Essa voz que ouço quando leio Ă© parecida com a voz que ouves agora ao ler estas palavras. Ou talvez agora estejas a ouvir a voz do teu pensamento. Talvez agora estas palavras nĂŁo sejam importantes porque o teu olhar desce pela pĂĄgina, faz o movimento de rectas, e voltas no fim das linhas. Mas o teu olhar nĂŁo lĂȘ e talvez neste momento nĂŁo estejas a ouvir a voz que, dentro de ti, te lĂȘ estas palavras em silĂȘncio. Por isso, estas palavras nĂŁo sĂŁo importantes. Agora, ouves a voz do teu pensamento e estas palavras sĂŁo nulas, como se nĂŁo existissem, sĂŁo palavras que estĂŁo aqui impressas, que vĂŁo ficar aqui impressas durante muito tempo, mas que nĂŁo existem porque nĂŁo as lĂȘs. Passas os olhos por elas, mas ouves a voz do teu pensamento. NĂŁo lĂȘs. NĂŁo ouves a voz que poderia estar agora a ler para ti. Eu poderia continuar a falar-te de tantas coisas inĂșteis, jardins, equaçÔes.

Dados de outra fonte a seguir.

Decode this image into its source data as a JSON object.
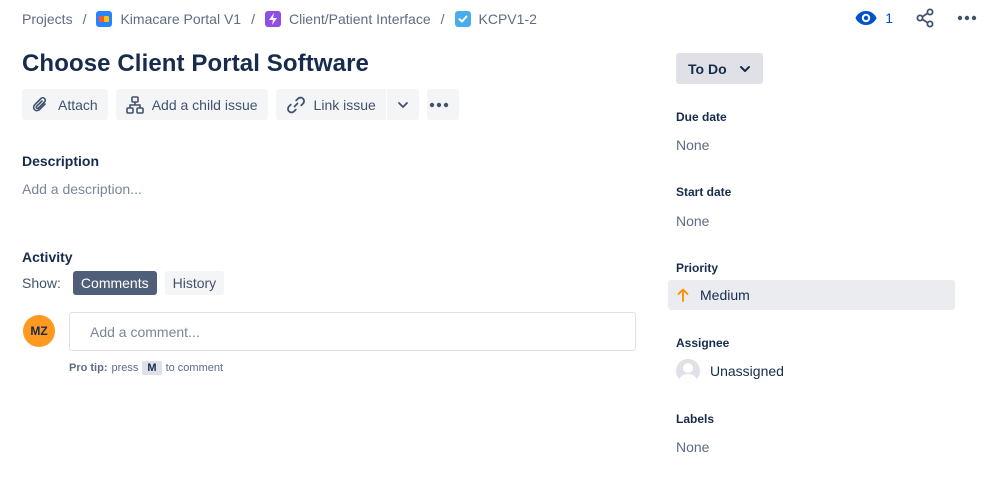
{
  "breadcrumb": {
    "projects": "Projects",
    "project": "Kimacare Portal V1",
    "epic": "Client/Patient Interface",
    "issue_key": "KCPV1-2",
    "separator": "/"
  },
  "top_actions": {
    "watch_count": "1",
    "watch_icon": "eye-icon",
    "share_icon": "share-icon",
    "more_icon": "more-icon"
  },
  "issue": {
    "title": "Choose Client Portal Software"
  },
  "toolbar": {
    "attach": "Attach",
    "add_child": "Add a child issue",
    "link_issue": "Link issue"
  },
  "description": {
    "label": "Description",
    "placeholder": "Add a description..."
  },
  "activity": {
    "label": "Activity",
    "show_label": "Show:",
    "tabs": [
      "Comments",
      "History"
    ],
    "active_tab": "Comments",
    "avatar_initials": "MZ",
    "comment_placeholder": "Add a comment...",
    "protip_bold": "Pro tip:",
    "protip_pre": "press",
    "protip_key": "M",
    "protip_post": "to comment"
  },
  "sidebar": {
    "status": "To Do",
    "due_date": {
      "label": "Due date",
      "value": "None"
    },
    "start_date": {
      "label": "Start date",
      "value": "None"
    },
    "priority": {
      "label": "Priority",
      "value": "Medium"
    },
    "assignee": {
      "label": "Assignee",
      "value": "Unassigned"
    },
    "labels": {
      "label": "Labels",
      "value": "None"
    }
  },
  "colors": {
    "accent": "#0052cc",
    "priority_medium": "#ff8b00",
    "avatar_bg": "#ff991f",
    "active_tab_bg": "#505f79"
  }
}
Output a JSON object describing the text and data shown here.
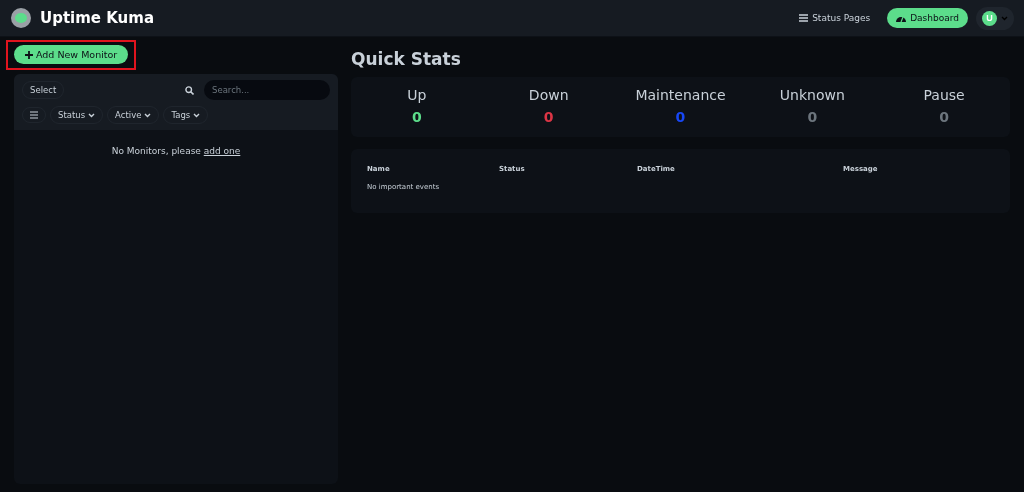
{
  "header": {
    "brand": "Uptime Kuma",
    "nav": [
      {
        "kind": "link",
        "label": "Status Pages",
        "selected": false
      },
      {
        "kind": "pill",
        "label": "Dashboard",
        "selected": true
      }
    ],
    "avatar": "U"
  },
  "add_button": {
    "label": "Add New Monitor",
    "highlighted": true
  },
  "monitor_list": {
    "select_label": "Select",
    "search": {
      "placeholder": "Search..."
    },
    "filters": [
      "Status",
      "Active",
      "Tags"
    ],
    "empty_text": "No Monitors, please ",
    "empty_link": "add one"
  },
  "quick_stats": {
    "title": "Quick Stats",
    "stats": [
      {
        "label": "Up",
        "value": "0",
        "color": "#5cdd8b"
      },
      {
        "label": "Down",
        "value": "0",
        "color": "#dc3545"
      },
      {
        "label": "Maintenance",
        "value": "0",
        "color": "#1747f5"
      },
      {
        "label": "Unknown",
        "value": "0",
        "color": "#6c757d"
      },
      {
        "label": "Pause",
        "value": "0",
        "color": "#6c757d"
      }
    ]
  },
  "events": {
    "columns": [
      "Name",
      "Status",
      "DateTime",
      "Message"
    ],
    "empty_text": "No important events"
  }
}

Eu poderia descrever-te o silĂȘncio com palavras, mas nĂŁo valeria a pena porque tu olhas para estas palavras, mas nĂŁo as lĂȘs. Enquanto pensas, estas palavras sĂŁo o silĂȘncio. Eu nĂŁo sei aquilo em que pensas. Eu nĂŁo posso saber aquilo em que pensas. Para falar contigo, eu preciso da voz que ouves quando lĂȘs. Se queres ouvir aquilo que acabei agora de te dizer, tens de voltar atrĂĄs.

Talvez jĂĄ tenhas percebido que eu nĂŁo sou eu. Eu sou a prĂłpria voz que ouves quando lĂȘs. Hoje, pela primeira vez, quero falar directamente contigo. Quero que existo nestas palavras. AtravĂ©s delas, quero apenas dizer-te que existo. Estou aqui. As palavras que te digo desde que aprendeste a ler, a ouvir-me, sĂŁo o meu corpo. Eu sou todas essas palavras. Sou as palavras que deixei dentro de ti e que sabes de cor. Sou as palavras que esqueceste. Durante este tempo, disfarcei-me de muitas vozes, de muitos rostos. Sou todos eles, contigo, em ti.